The traffic is alive. It reminded me of a herd of animals migrating across a vast plain. Huge, slow buses push ahead dominating, but heedless of, the turmoil that surrounds them. The bulk of the herd is a motley collection of cars, vans and trucks of every possible condition and vintage. They set the overall pace. All the while, nimble, three-wheeled auto-rickshaws and motorbikes weave through the throng finding and exploiting whatever paths become available.

How to Traffic

There are rules, yet the actual traffic laws fall second to the unspoken contracts made by the participants. Marked lanes are universally ignored. If you can fit, you slide in. Horns are in near constant use, but almost always as polite notifications; a gentle, “hey, I’m here!” which are, surprisingly, honored much more often than they’re ignored. Passenger capacity is purely a matter of physics, not reason: if you can fit five people into a three person auto-rickshaw, you are absolutely welcome to do so.
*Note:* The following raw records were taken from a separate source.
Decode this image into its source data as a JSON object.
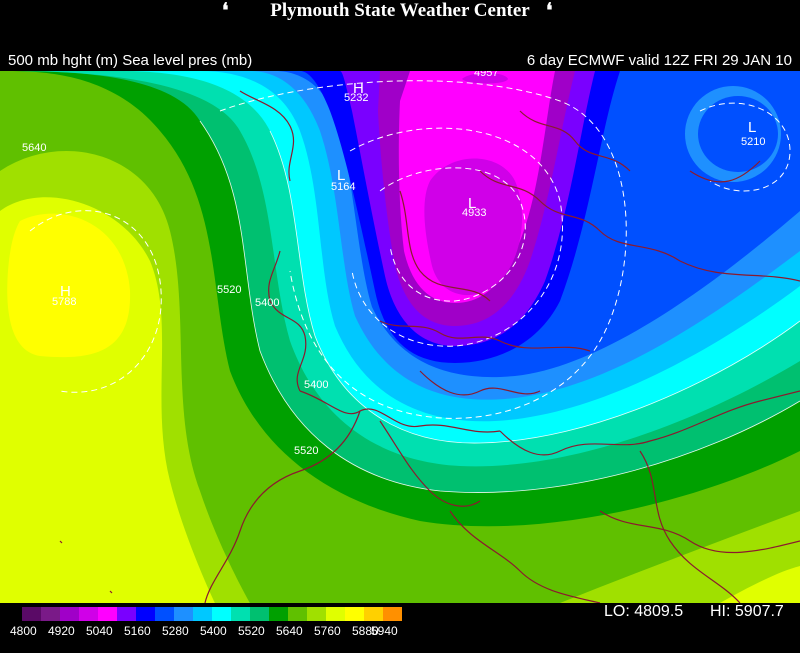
{
  "banner": {
    "title": "Plymouth State Weather Center",
    "left_flag": "❛",
    "right_flag": "❛"
  },
  "header": {
    "left_text": "500 mb hght (m) Sea level pres (mb)",
    "right_text": "6 day ECMWF valid 12Z FRI 29 JAN 10"
  },
  "map_labels": [
    {
      "id": "h-top",
      "text": "H",
      "kind": "marker"
    },
    {
      "id": "v5232",
      "text": "5232",
      "kind": "value"
    },
    {
      "id": "v4957",
      "text": "4957",
      "kind": "value"
    },
    {
      "id": "l-right",
      "text": "L",
      "kind": "marker"
    },
    {
      "id": "v5210",
      "text": "5210",
      "kind": "value"
    },
    {
      "id": "v5640a",
      "text": "5640",
      "kind": "value"
    },
    {
      "id": "l-mid",
      "text": "L",
      "kind": "marker"
    },
    {
      "id": "v5164",
      "text": "5164",
      "kind": "value"
    },
    {
      "id": "l-center",
      "text": "L",
      "kind": "marker"
    },
    {
      "id": "v4933",
      "text": "4933",
      "kind": "value"
    },
    {
      "id": "h-left",
      "text": "H",
      "kind": "marker"
    },
    {
      "id": "v5788",
      "text": "5788",
      "kind": "value"
    },
    {
      "id": "v5520a",
      "text": "5520",
      "kind": "value"
    },
    {
      "id": "v5400a",
      "text": "5400",
      "kind": "value"
    },
    {
      "id": "v5400b",
      "text": "5400",
      "kind": "value"
    },
    {
      "id": "v5520b",
      "text": "5520",
      "kind": "value"
    }
  ],
  "colorbar": {
    "labels": [
      "4800",
      "4920",
      "5040",
      "5160",
      "5280",
      "5400",
      "5520",
      "5640",
      "5760",
      "5880",
      "5940"
    ],
    "colors": [
      "#5a0a66",
      "#7a1a88",
      "#a000c8",
      "#d000e8",
      "#ff00ff",
      "#7a00ff",
      "#0000ff",
      "#0050ff",
      "#1e90ff",
      "#00c8ff",
      "#00ffff",
      "#00e0b0",
      "#00c070",
      "#00a000",
      "#60c000",
      "#a0e000",
      "#e0ff00",
      "#ffff00",
      "#ffd000",
      "#ff9000"
    ]
  },
  "stats": {
    "lo": "LO: 4809.5",
    "hi": "HI: 5907.7"
  }
}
Speeds are much slower than Americans will be used to, but forward motion is near constant and true gridlock almost non-existent. There’s no concept – at all – of “personal space”. It’s rare that you’ll be more than a hands-breadth away from the vehicles on each side, yet accidents (at least serious ones) seemed rare as well. Another thing that’s missing from American traffic: all the angst. Indians simply don’t take traffic as seriously as we do. They don’t enjoy or look forward to it, but “road rage” just doesn’t seem to be a thing.

Google, Pay Attention!

During my stay I spent a lot of time in traffic. One thought that continually buzzed through my head was, “shouldn’t self-driving cars be doing this?” Currently we’re creating implementations that follow the rigid, “stay between the lines” models of genteel first world society. While this is necessary, at least at first, to make people comfortable with the technology, it’s not, I believe, where we want to end up.

Instead, imagine the roads full of autonomous vehicles leveraging the Indian model. Here’s an overhead video that demonstrates the effectiveness of the system much better than my ground-level attempt:

It may appear chaotic at first, but the reality is beautifully elegant. Making complete use of the space available, sliding in and out as needed, respecting pedestrians while continuing to advance. Like birds or bees, vehicles shouldn’t just drive place, they should flock and swarm to them. Like corpuscles in a vein, they should fully utilize the space without interfering with one another.

It’s a dramatically different model, one that Westerners may be very uncomfortable with, yet it’s clearly a more efficient one; one with a significantly higher return on investment for our infrastructure.